1603 Program, A Proven Job Creator
By Andrea Luecke, Executive Director, The Solar Foundation
December 5, 2011 - Reposted from National Journal
Right now, there are 26 million Americans unemployed, underemployed or discouraged. This is an unprecedented number and over the last two years the unemployment rate has hovered between 9 and 10%. Allowing the Section 1603 Treasury Program, a proven jobs creator, to lapse will place unnecessary cost burdens of solar companies (large and small) and stunt their ability to hire new workers.

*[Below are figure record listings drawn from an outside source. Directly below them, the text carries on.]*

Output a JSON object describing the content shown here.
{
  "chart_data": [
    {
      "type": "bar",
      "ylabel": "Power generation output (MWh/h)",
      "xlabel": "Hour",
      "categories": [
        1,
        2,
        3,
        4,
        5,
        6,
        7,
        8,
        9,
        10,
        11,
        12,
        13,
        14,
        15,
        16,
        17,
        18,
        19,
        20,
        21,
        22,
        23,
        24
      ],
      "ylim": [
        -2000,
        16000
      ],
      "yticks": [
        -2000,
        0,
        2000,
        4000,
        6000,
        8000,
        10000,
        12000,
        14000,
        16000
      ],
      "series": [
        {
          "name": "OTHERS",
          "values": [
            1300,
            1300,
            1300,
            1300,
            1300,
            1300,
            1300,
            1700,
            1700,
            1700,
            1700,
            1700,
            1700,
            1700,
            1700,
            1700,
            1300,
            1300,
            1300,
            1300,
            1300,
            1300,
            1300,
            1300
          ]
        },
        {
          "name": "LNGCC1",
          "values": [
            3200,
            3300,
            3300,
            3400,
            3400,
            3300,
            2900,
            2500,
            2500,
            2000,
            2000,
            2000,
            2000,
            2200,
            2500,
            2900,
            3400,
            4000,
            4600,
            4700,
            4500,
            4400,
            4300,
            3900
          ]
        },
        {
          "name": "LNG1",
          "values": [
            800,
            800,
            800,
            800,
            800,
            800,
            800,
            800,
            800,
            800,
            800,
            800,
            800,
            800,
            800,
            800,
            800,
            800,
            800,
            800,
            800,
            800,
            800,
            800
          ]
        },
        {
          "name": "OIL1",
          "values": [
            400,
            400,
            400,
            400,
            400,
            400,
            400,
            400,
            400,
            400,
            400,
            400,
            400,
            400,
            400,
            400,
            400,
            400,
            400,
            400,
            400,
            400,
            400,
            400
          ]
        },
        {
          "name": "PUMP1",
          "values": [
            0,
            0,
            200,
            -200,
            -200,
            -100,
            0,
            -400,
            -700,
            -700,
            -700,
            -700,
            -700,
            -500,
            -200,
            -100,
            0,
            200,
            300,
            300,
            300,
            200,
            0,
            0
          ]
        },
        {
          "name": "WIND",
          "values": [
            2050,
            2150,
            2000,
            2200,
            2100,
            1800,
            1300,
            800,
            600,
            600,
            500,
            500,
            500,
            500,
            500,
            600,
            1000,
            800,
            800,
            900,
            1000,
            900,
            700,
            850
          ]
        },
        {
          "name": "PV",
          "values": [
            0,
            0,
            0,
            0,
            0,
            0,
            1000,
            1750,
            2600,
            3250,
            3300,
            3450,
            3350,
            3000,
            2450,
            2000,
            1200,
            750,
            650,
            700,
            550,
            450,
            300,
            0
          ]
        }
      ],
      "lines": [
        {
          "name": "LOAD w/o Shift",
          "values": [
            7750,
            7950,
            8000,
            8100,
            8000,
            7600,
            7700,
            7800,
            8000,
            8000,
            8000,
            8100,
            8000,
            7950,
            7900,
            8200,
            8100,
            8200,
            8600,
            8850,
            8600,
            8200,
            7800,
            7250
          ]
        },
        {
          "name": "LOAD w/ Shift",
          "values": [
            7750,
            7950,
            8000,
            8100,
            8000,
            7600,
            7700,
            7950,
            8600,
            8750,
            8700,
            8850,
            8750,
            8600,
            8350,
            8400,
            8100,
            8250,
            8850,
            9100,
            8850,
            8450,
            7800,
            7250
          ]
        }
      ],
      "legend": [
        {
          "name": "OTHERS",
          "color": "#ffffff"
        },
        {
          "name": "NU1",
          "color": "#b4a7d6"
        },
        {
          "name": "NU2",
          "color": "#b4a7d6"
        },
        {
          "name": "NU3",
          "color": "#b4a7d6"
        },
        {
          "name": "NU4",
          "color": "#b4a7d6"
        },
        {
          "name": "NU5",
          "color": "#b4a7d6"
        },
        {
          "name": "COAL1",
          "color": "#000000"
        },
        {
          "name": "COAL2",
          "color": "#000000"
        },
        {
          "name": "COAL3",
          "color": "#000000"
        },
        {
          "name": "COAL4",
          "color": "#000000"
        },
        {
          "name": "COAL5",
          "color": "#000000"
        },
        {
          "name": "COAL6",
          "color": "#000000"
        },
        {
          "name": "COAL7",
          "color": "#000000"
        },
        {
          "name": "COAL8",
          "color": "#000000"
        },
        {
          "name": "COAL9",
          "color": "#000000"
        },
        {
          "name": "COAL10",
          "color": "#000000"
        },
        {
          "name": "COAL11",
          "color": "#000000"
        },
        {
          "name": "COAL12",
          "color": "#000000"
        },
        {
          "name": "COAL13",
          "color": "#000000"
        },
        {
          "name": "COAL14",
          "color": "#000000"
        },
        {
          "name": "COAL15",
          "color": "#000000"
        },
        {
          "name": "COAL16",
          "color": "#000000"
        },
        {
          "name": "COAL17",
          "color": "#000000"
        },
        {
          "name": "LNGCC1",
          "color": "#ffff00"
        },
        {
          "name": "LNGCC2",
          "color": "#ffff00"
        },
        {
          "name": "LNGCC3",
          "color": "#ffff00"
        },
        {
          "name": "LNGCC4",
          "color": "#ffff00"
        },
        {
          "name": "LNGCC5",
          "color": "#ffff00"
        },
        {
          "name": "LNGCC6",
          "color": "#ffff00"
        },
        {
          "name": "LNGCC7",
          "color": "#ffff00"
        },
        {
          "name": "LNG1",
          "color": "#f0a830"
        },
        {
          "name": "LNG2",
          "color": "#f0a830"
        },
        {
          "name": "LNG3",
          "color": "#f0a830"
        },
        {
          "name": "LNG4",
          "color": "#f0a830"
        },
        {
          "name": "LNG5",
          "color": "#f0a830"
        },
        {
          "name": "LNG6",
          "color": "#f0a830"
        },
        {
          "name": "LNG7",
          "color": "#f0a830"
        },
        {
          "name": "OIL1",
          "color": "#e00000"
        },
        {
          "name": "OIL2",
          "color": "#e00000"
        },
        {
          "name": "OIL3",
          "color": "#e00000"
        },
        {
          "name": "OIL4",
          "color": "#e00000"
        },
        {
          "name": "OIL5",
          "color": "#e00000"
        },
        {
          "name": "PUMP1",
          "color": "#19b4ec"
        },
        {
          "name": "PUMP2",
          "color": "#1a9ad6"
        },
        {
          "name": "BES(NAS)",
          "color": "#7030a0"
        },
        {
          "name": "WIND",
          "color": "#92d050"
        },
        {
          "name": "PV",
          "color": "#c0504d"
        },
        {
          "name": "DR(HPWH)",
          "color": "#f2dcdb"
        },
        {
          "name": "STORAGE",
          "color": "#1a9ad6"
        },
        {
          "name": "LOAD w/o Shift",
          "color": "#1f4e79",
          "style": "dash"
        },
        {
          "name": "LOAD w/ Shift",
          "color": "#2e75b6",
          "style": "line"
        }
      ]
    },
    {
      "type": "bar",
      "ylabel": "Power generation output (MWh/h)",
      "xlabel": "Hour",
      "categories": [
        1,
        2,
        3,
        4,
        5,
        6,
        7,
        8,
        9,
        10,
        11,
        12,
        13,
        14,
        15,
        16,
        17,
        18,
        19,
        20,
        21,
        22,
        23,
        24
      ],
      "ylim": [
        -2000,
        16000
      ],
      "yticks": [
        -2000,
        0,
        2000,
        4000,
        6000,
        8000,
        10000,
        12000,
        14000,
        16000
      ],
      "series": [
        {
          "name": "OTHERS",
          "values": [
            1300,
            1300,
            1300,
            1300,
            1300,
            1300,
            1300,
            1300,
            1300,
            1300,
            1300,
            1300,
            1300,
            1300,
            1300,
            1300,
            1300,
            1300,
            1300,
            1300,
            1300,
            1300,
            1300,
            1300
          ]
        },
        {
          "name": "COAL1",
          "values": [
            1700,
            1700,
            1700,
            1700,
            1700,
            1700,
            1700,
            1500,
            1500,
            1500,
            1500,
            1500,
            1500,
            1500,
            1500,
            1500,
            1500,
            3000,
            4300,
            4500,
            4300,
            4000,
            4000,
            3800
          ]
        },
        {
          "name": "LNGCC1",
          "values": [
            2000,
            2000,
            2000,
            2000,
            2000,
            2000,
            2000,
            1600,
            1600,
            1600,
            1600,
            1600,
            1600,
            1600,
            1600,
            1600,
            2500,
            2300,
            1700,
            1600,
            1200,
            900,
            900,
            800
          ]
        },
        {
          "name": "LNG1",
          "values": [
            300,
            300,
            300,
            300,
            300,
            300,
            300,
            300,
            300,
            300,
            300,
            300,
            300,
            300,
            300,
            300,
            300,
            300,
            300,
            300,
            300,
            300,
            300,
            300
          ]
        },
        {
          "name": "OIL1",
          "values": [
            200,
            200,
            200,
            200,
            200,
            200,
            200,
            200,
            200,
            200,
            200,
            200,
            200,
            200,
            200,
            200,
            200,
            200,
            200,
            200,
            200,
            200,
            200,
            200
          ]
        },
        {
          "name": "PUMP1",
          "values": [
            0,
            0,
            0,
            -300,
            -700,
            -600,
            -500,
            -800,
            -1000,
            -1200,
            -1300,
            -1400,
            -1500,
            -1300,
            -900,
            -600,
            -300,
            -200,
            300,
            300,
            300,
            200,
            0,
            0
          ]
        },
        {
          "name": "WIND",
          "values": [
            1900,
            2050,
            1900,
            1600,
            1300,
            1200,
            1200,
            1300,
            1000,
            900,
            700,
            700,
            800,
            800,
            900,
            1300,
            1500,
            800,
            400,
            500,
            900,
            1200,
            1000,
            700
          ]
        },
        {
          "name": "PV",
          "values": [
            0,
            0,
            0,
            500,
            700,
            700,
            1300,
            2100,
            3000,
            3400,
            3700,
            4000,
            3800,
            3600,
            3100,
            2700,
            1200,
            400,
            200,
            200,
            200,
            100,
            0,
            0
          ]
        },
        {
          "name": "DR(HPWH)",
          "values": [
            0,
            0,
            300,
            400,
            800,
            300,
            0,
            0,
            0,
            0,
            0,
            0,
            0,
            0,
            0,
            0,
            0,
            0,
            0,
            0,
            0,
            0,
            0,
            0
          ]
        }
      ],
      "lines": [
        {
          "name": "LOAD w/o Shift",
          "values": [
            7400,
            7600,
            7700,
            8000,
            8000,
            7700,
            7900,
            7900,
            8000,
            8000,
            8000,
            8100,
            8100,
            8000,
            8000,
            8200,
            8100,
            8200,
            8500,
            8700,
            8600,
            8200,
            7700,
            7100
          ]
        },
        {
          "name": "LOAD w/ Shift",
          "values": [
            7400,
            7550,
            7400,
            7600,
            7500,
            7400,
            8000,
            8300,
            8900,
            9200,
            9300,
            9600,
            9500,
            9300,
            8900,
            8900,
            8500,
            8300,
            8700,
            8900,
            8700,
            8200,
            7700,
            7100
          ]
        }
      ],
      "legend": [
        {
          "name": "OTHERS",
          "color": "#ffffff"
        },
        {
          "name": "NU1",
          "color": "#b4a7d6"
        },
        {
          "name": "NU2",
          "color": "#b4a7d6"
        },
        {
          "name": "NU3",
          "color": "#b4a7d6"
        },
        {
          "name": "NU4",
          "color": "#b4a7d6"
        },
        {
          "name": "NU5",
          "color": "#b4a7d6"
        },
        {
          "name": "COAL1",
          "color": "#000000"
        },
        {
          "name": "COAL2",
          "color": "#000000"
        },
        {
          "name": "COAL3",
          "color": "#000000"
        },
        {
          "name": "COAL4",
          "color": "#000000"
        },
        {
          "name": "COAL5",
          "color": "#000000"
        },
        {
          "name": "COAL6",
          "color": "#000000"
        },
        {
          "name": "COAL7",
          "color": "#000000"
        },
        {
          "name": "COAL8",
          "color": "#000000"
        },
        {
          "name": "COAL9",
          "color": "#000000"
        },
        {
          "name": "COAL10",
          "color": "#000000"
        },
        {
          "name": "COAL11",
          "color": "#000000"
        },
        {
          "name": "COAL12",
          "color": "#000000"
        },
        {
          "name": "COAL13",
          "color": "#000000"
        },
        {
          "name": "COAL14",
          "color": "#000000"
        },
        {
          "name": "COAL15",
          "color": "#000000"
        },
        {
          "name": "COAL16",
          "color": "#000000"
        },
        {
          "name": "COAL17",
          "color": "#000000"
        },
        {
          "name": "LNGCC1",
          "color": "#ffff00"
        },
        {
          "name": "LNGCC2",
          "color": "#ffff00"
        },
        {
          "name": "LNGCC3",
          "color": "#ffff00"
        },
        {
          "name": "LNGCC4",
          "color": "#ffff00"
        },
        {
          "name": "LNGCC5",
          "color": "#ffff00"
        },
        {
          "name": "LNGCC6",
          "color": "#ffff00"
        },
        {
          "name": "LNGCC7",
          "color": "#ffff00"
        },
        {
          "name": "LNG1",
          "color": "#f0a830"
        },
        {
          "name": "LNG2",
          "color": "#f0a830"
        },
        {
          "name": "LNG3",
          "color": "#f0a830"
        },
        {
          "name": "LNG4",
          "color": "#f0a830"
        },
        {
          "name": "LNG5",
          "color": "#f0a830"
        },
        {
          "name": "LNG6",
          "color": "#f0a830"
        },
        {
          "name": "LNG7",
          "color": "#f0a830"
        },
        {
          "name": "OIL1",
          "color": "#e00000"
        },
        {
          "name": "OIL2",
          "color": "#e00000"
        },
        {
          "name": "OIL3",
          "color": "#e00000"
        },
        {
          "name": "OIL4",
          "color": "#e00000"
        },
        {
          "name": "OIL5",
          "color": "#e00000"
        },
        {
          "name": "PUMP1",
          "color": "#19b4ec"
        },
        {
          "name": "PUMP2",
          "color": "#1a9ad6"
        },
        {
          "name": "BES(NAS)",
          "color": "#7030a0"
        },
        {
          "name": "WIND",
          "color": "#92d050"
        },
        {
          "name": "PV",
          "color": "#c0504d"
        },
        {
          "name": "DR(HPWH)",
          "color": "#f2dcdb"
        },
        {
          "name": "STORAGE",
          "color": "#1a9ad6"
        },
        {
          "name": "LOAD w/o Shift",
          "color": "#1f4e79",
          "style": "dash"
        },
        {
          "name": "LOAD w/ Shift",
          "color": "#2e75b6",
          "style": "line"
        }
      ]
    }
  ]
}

Why does this matter? The solar industry increased its workforce by 6.8 percent between August 2010 and August 2011 – nearly ten times faster than the overall economy. During that same time period, fossil fuel electric generation reduced its workforce by 2 percent. In other words, the solar industry is creating jobs when everyone else is cutting jobs or inching along.
According to a report my organization released in October, National Solar Jobs Census 2011, the solar industry now employs more than 100,000 Americans. That’s more than double the number of solar jobs that were estimated two years ago and the Section 1603 Treasury Program was a major driver of that growth.
Extending the 1603 Program will be integral for continuing solar job growth. When surveying employers for our National Jobs Census, employers told us they expect to hire 24,000 new workers by August 2012, but without the 1603 Program, and the continuation of other smart policies that make it easier or cheaper for companies to operate or reduce the cost of solar, it is doubtful that anticipated job growth will occur. A report by EuPD Research found that a one-year extension of the 1603 Program will create 37,000 new jobs.
It is my hope that we will not allow a proven jobs creator to become the victim of election year politics. 37,000 new jobs are at stake.